IT teams also create silos through their expertise and work processes, Nijmeijer added.
“Backup is a completely different scale than managing virtualization, so backup teams are very specialized,” he said.
Silos also happen during duplication and backup. Multiple copies of data in the primary architecture may become invisible when the data goes to backup.
“You get this data sprawl,” Nijmeijer said. “And you might store a lot more data than you actually need.”
Public cloud platforms enable IT teams to scale rapidly in lockstep with new demand or seasonal business. In hybrid environments, primary and secondary architectures inevitably expand (or contract) on a scale that affects data lifecycle management.
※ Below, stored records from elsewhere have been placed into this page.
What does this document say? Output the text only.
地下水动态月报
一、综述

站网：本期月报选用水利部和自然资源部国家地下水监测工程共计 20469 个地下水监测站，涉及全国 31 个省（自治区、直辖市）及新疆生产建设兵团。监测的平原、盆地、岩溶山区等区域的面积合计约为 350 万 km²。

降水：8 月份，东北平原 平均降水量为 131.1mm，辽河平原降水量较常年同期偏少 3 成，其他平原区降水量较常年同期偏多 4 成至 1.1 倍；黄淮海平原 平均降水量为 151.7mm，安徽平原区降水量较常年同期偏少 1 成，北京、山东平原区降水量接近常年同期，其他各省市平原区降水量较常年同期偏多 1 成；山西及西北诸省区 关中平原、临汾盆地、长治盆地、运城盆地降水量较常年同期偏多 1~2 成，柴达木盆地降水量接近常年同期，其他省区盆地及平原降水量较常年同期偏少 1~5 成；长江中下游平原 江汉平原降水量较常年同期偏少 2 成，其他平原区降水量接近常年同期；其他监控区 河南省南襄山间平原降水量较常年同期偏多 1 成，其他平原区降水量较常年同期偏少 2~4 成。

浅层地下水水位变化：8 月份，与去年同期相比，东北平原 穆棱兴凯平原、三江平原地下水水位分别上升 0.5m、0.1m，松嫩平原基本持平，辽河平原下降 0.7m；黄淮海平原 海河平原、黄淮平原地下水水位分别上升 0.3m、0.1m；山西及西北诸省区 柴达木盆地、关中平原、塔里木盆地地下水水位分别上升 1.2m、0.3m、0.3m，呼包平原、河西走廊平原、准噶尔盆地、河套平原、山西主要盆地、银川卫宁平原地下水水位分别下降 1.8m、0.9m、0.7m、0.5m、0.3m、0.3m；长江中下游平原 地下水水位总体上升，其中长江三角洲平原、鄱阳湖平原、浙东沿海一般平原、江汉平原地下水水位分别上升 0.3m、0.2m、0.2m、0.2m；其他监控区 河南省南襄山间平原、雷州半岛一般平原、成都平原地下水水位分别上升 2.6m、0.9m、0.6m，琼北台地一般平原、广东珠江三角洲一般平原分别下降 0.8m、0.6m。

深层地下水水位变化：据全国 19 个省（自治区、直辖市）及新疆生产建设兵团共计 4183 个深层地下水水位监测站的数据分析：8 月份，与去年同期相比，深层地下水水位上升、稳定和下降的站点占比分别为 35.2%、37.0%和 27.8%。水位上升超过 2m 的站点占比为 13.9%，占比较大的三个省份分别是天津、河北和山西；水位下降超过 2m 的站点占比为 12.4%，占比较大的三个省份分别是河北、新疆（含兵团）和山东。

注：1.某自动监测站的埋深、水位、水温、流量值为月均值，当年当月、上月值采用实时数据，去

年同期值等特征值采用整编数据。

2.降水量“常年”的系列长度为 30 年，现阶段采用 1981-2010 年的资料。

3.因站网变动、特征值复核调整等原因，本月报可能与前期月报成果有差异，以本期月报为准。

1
“The moment you give me that infrastructure, I'm going to start generating data — new PowerPoints as an IT worker, new code, whatever it is,” Prasad said. That requires more attention to cybersecurity and data protection.
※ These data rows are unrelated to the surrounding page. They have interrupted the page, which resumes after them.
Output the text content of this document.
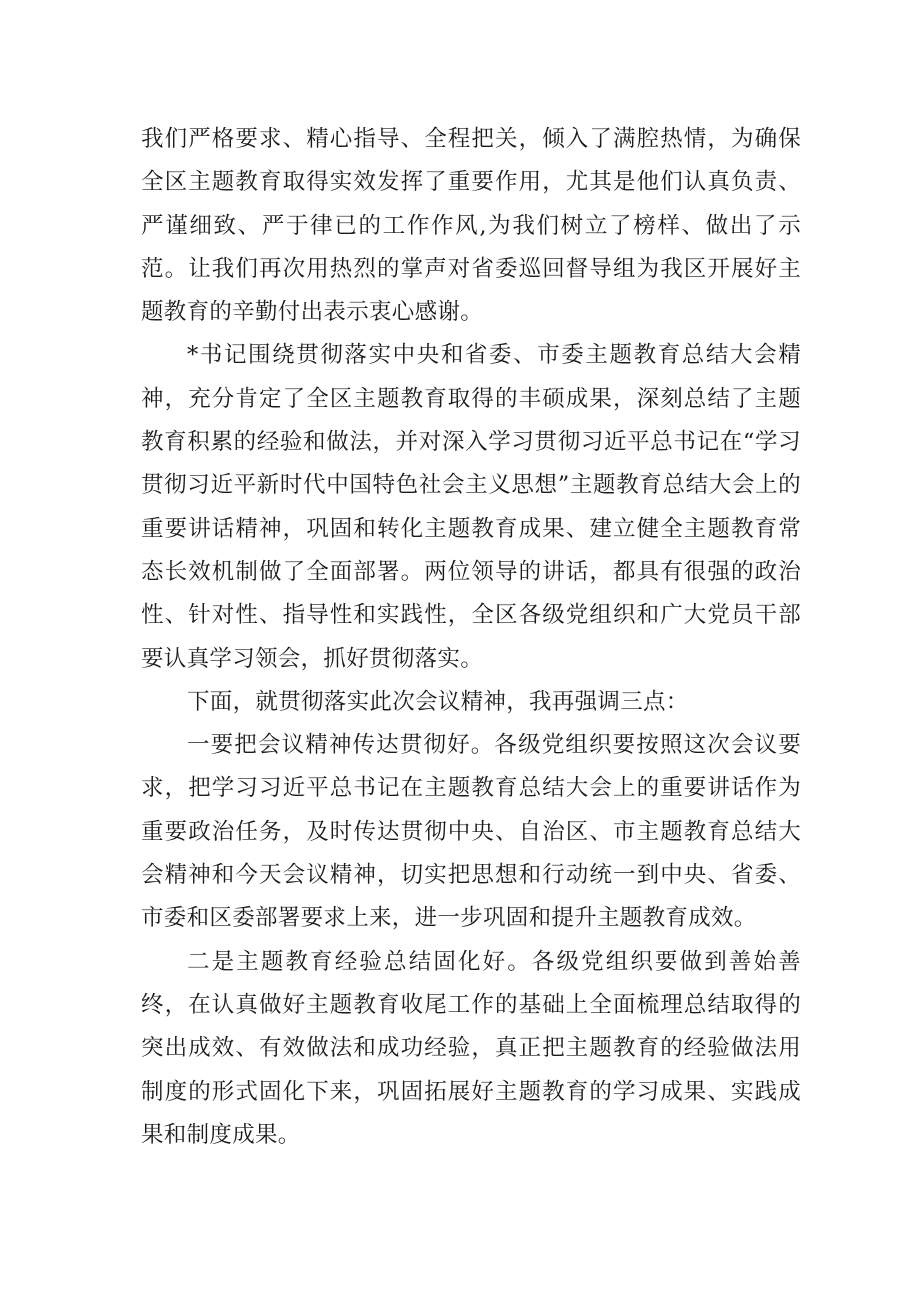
我们严格要求、精心指导、全程把关，倾入了满腔热情，为确保全区主题教育取得实效发挥了重要作用，尤其是他们认真负责、严谨细致、严于律已的工作作风,为我们树立了榜样、做出了示范。让我们再次用热烈的掌声对省委巡回督导组为我区开展好主题教育的辛勤付出表示衷心感谢。

*书记围绕贯彻落实中央和省委、市委主题教育总结大会精神，充分肯定了全区主题教育取得的丰硕成果，深刻总结了主题教育积累的经验和做法，并对深入学习贯彻习近平总书记在“学习贯彻习近平新时代中国特色社会主义思想”主题教育总结大会上的重要讲话精神，巩固和转化主题教育成果、建立健全主题教育常态长效机制做了全面部署。两位领导的讲话，都具有很强的政治性、针对性、指导性和实践性，全区各级党组织和广大党员干部要认真学习领会，抓好贯彻落实。

下面，就贯彻落实此次会议精神，我再强调三点：

一要把会议精神传达贯彻好。各级党组织要按照这次会议要求，把学习习近平总书记在主题教育总结大会上的重要讲话作为重要政治任务，及时传达贯彻中央、自治区、市主题教育总结大会精神和今天会议精神，切实把思想和行动统一到中央、省委、市委和区委部署要求上来，进一步巩固和提升主题教育成效。

二是主题教育经验总结固化好。各级党组织要做到善始善终，在认真做好主题教育收尾工作的基础上全面梳理总结取得的突出成效、有效做法和成功经验，真正把主题教育的经验做法用制度的形式固化下来，巩固拓展好主题教育的学习成果、实践成果和制度成果。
As the world adapted to the COVID-19 pandemic, many IT teams scaled up overnight with virtual desktop infrastructure (VDI) and desktop-as-a-service (DaaS) to serve their remote workforces. These technologies use file shares that require specific data-lifecycle approaches, according to Nijmeijer.
“You have to make sure those file shares are protected and can be easily restored and can scale out as well,” Nijmeijer said. “If you’re growing from 100 users to 1,000 users, then your file services need to scale out very, very efficiently as well.”
Managing Backup and Disaster Recovery
Before the advent of low-cost cloud computing, tape drives were the go-to source of data backup.
“In the old world, tape was an order of magnitude cheaper than primary storage,” Nijmeijer said. “But the moment you go to tape, you lose both data and visibility of the data.”
Recovering data from tape can take hours, days or weeks. Nijmeijer said hybrid cloud backup and disaster-recovery can make backup data available much faster at dramatically lower costs.
But there may be trade-offs in hybrid clouds.
“Now you need a cloud admin, somebody with an AWS (Amazon Web Services) account, et cetera, et cetera,” Nijmeijer said. “You also lose data visibility. What’s out there? How do I index it? How do I know how many copies of my data are there?”
Another piece is the orchestration of data recovery. Orchestration pulls everything back together when recovering systems from backups. Software and automation are increasingly crucial to data lifecycle management, because IT systems and architectures are becoming so complex.
Tools for Simplifying Data Lifecycle Management
Data lifecycle management is a straightforward concept. Applications, sensors and computing devices give life to data. At some point, data gets copied, analyzed and stored on a hard disk or memory chip. When it’s deleted, new data takes its place.
But things get tricky in an ever-expanding universe of data-driven workloads in hybrid cloud environments. At enterprise scale, it’s all but hopeless without automation.
That’s the challenge Prasad, Nijmeijer and their colleagues are taking on at Nutanix, one of the many tech companies developing sophisticated tools for data lifecycle management in hybrid multi-cloud IT systems. Nutanix pioneered the concept of hyperconverged infrastructure (HCI), which uses software to virtualize compute, storage and networking in a single management plane, streamlining processes and reducing total cost of ownership. The move to software-defined infrastructure is shining new light on how to best manage and move data.
A Nutanix service called Mine, for instance, leverages automation to unify backup and recovery in an easy-to-use interface that emulates the HCI model. That makes life much easier for IT pros to manage the data lifecycle in hybrid clouds.
“We bring value by simplifying complex data life-cycle management operations,” Nijmeijer said. “We make it easy to manage data end-to-end, from creation to long-term archival, all under one platform. This saves IT people a lot of time. Time that they typically spend keeping the lights on in the data center.”
Applying new approaches and automation to data lifecycles is increasingly critical as companies move to hybrid multi-cloud IT systems.